# Strava with Android and Heart Rate Monitor



## asetliff (Jun 7, 2011)

I'm a new user to Strava and really like the competition and comparison of others local riders. I use a Zephyr bluetooth heart rate monitor. Does anyone know of a way to use this with Strava? I've emailed and asked them if they were planning on adding the Zephyr HRM and no response of yet.


----------



## Harold (Dec 23, 2003)

asetliff said:


> I'm a new user to Strava and really like the competition and comparison of others local riders. I use a Zephyr bluetooth heart rate monitor. Does anyone know of a way to use this with Strava? I've emailed and asked them if they were planning on adding the Zephyr HRM and no response of yet.

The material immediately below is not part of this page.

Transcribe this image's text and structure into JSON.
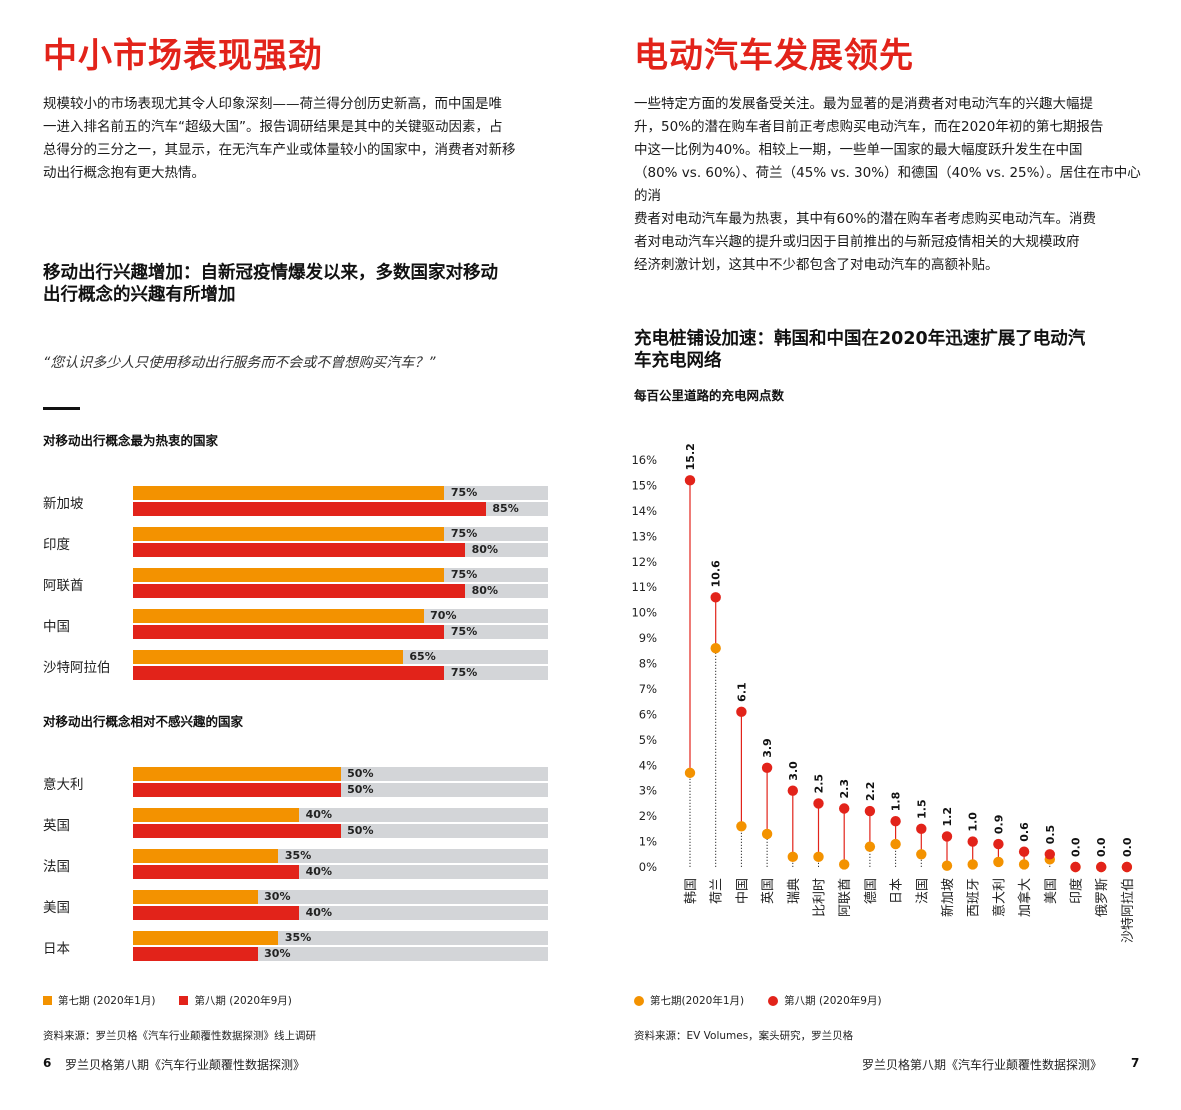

They'll get back with you. They have pretty good support, but it seems like they don't have quite enough CS reps sometimes.


----------



## Spindelatron (Aug 15, 2006)

*I want this too*

*subscribed*

I don't think CS will help here so much as another Smartphone App Development engineer or something.


----------



## pelikan (Apr 16, 2007)

A couple disclaimers, I work for Strava doing Android and am not in a position to give any official insight on product roadmaps. That being said, it would seem that if somebody were to support BT Straps on Android, the BxT would be def be on that list. 

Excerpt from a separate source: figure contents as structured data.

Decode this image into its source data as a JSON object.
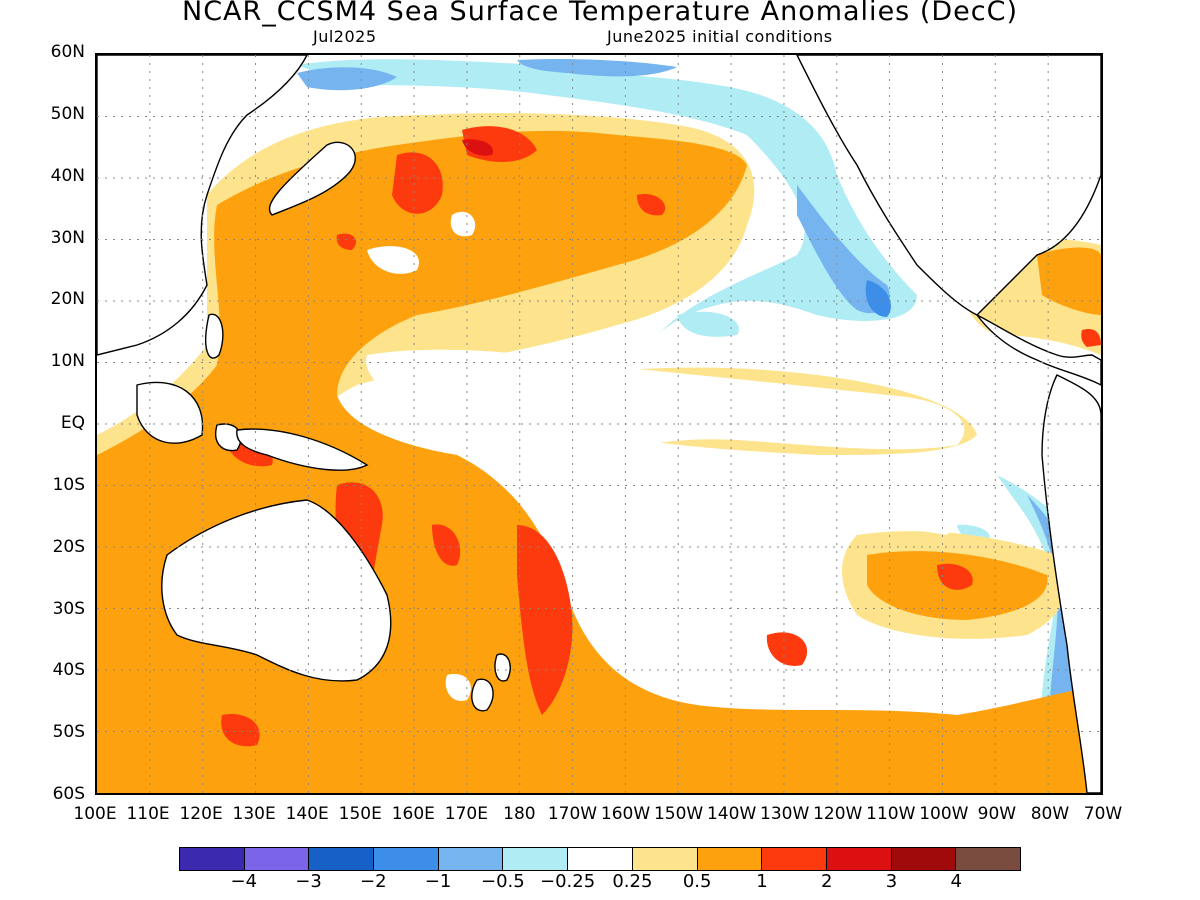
{
  "header": {
    "title": "NCAR_CCSM4 Sea Surface Temperature Anomalies (DecC)",
    "valid_month": "Jul2025",
    "init_conditions": "June2025 initial conditions"
  },
  "axes": {
    "lat_labels": [
      "60N",
      "50N",
      "40N",
      "30N",
      "20N",
      "10N",
      "EQ",
      "10S",
      "20S",
      "30S",
      "40S",
      "50S",
      "60S"
    ],
    "lon_labels": [
      "100E",
      "110E",
      "120E",
      "130E",
      "140E",
      "150E",
      "160E",
      "170E",
      "180",
      "170W",
      "160W",
      "150W",
      "140W",
      "130W",
      "120W",
      "110W",
      "100W",
      "90W",
      "80W",
      "70W"
    ],
    "lat_range": [
      -60,
      60
    ],
    "lon_range_east_deg": [
      100,
      290
    ],
    "grid": "dotted"
  },
  "colorbar": {
    "colors": [
      "#3b2ab0",
      "#7b64e8",
      "#1660c8",
      "#3d8ee8",
      "#76b4f0",
      "#b0ecf4",
      "#ffffff",
      "#fde38c",
      "#fda20e",
      "#fd3a0e",
      "#dc1010",
      "#a00a0a",
      "#7a4c40"
    ],
    "labels": [
      "−4",
      "−3",
      "−2",
      "−1",
      "−0.5",
      "−0.25",
      "0.25",
      "0.5",
      "1",
      "2",
      "3",
      "4"
    ]
  },
  "colors": {
    "weak_warm": "#fde38c",
    "warm": "#fda20e",
    "strong_warm": "#fd3a0e",
    "very_strong_warm": "#dc1010",
    "extreme": "#7a4c40",
    "weak_cool": "#b0ecf4",
    "cool": "#76b4f0",
    "strong_cool": "#3d8ee8"
  }
}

Out of curiosity, as a owner of the Zephyr how do you find the impact of that HR on your phone's battery?


----------



## asetliff (Jun 7, 2011)

I thought this thread had died and gone away. 

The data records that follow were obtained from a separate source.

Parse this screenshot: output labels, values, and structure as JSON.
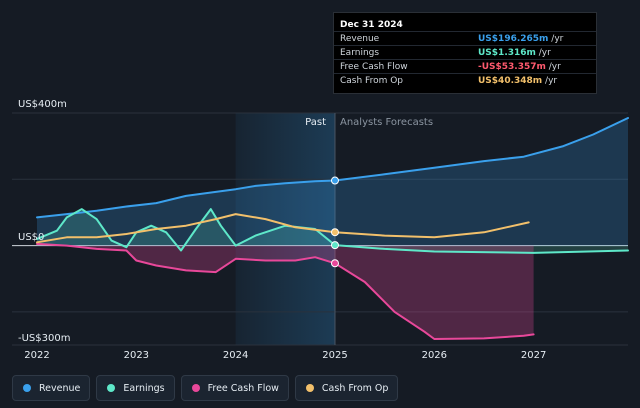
{
  "chart_data": {
    "type": "line",
    "y_unit_labels": {
      "top": "US$400m",
      "zero": "US$0",
      "bottom": "-US$300m"
    },
    "ylim": [
      -300,
      400
    ],
    "xlim": [
      2022.0,
      2027.95
    ],
    "x_ticks": [
      "2022",
      "2023",
      "2024",
      "2025",
      "2026",
      "2027"
    ],
    "divider_x": 2025.0,
    "past_label": "Past",
    "forecast_label": "Analysts Forecasts",
    "grid": true,
    "legend_position": "bottom-left",
    "series": [
      {
        "name": "Revenue",
        "color": "#3aa0ec",
        "x": [
          2022.0,
          2022.3,
          2022.6,
          2022.9,
          2023.2,
          2023.5,
          2023.8,
          2024.0,
          2024.2,
          2024.5,
          2024.8,
          2025.0,
          2025.5,
          2026.0,
          2026.5,
          2026.9,
          2027.3,
          2027.6,
          2027.95
        ],
        "values": [
          85,
          95,
          105,
          118,
          128,
          150,
          162,
          170,
          180,
          188,
          194,
          196.265,
          215,
          235,
          255,
          268,
          300,
          335,
          385
        ],
        "forecast_from": 2025.0,
        "area": true
      },
      {
        "name": "Earnings",
        "color": "#5ee8c9",
        "x": [
          2022.0,
          2022.2,
          2022.3,
          2022.45,
          2022.6,
          2022.75,
          2022.9,
          2023.0,
          2023.15,
          2023.3,
          2023.45,
          2023.6,
          2023.75,
          2023.85,
          2024.0,
          2024.2,
          2024.5,
          2024.8,
          2025.0,
          2025.5,
          2026.0,
          2027.0,
          2027.95
        ],
        "values": [
          20,
          45,
          85,
          110,
          80,
          15,
          -5,
          40,
          60,
          40,
          -15,
          50,
          110,
          60,
          0,
          30,
          60,
          50,
          1.316,
          -10,
          -18,
          -22,
          -15
        ],
        "forecast_from": 2025.0,
        "area": true
      },
      {
        "name": "Free Cash Flow",
        "color": "#e8489a",
        "x": [
          2022.0,
          2022.3,
          2022.6,
          2022.9,
          2023.0,
          2023.2,
          2023.5,
          2023.8,
          2024.0,
          2024.3,
          2024.6,
          2024.8,
          2025.0,
          2025.3,
          2025.6,
          2025.9,
          2026.0,
          2026.5,
          2026.9,
          2027.0
        ],
        "values": [
          5,
          0,
          -10,
          -15,
          -45,
          -60,
          -75,
          -80,
          -40,
          -45,
          -45,
          -35,
          -53.357,
          -110,
          -200,
          -260,
          -282,
          -280,
          -272,
          -268
        ],
        "forecast_from": 2025.0,
        "area": true
      },
      {
        "name": "Cash From Op",
        "color": "#f2c06b",
        "x": [
          2022.0,
          2022.3,
          2022.6,
          2022.9,
          2023.2,
          2023.5,
          2023.8,
          2024.0,
          2024.3,
          2024.6,
          2024.8,
          2025.0,
          2025.5,
          2026.0,
          2026.5,
          2026.95
        ],
        "values": [
          10,
          25,
          25,
          35,
          50,
          60,
          80,
          95,
          80,
          55,
          48,
          40.348,
          30,
          25,
          40,
          70
        ],
        "forecast_from": 2025.0,
        "area": false
      }
    ]
  },
  "tooltip": {
    "date": "Dec 31 2024",
    "rows": [
      {
        "label": "Revenue",
        "value": "US$196.265m",
        "unit": " /yr",
        "color": "#3aa0ec"
      },
      {
        "label": "Earnings",
        "value": "US$1.316m",
        "unit": " /yr",
        "color": "#5ee8c9"
      },
      {
        "label": "Free Cash Flow",
        "value": "-US$53.357m",
        "unit": " /yr",
        "color": "#ff5a6e"
      },
      {
        "label": "Cash From Op",
        "value": "US$40.348m",
        "unit": " /yr",
        "color": "#f2c06b"
      }
    ]
  },
  "legend": [
    {
      "label": "Revenue",
      "color": "#3aa0ec"
    },
    {
      "label": "Earnings",
      "color": "#5ee8c9"
    },
    {
      "label": "Free Cash Flow",
      "color": "#e8489a"
    },
    {
      "label": "Cash From Op",
      "color": "#f2c06b"
    }
  ]
}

My response from Strava was that they sell a garmin bundle and buy that if I wanted to use a hrm with Strava. As an avid user of strava it's fun ect getting segments and tracking my rides but at some point I need to use it as a tool or move on. I went back to sportstracker and get everything but segments. Strava missed out on this one for what I feel would be an easy add on with plenty of people that would be willing to do a beta test ect for them. 

As far as how much use battery the Zephyr uses I been on plenty of 5-6 hour century's and not had the battery go dead if I started with a full charge. It uses more than strava but nothing major.


----------



## knoob (Mar 17, 2010)

You know you can upload the gpx track from Sportstracker to Strava. Can't do it from the phone,but save it to your PC then upload it to Strava. That's how I do it.
I enter my avg & max hr manually before saving to pc. Don't know if HR info is uploaded, but I do remember reading in here somewhere about converting the track from a eTrex to upload HR info to Strava.


----------



## pelikan (Apr 16, 2007)

Shouldn't be too much longer, just shoring everything up :thumbsup:
Mountain Bike Ride Profile | Moar testing of 2.2 and crabon fibre near Brisbane | Times and Records | Strava

I read somewhere that the Zephyr was in the 26 hour range, but in reality even 5-6 should be ample for most rides. Hopefully. Probably longer than most phones will last anyways, especially in non-airplane mode.

asetliff, if you'd be up to beta test (esp since you already have a Zephyr) please PM me your email and I'll add you. Thanks!


----------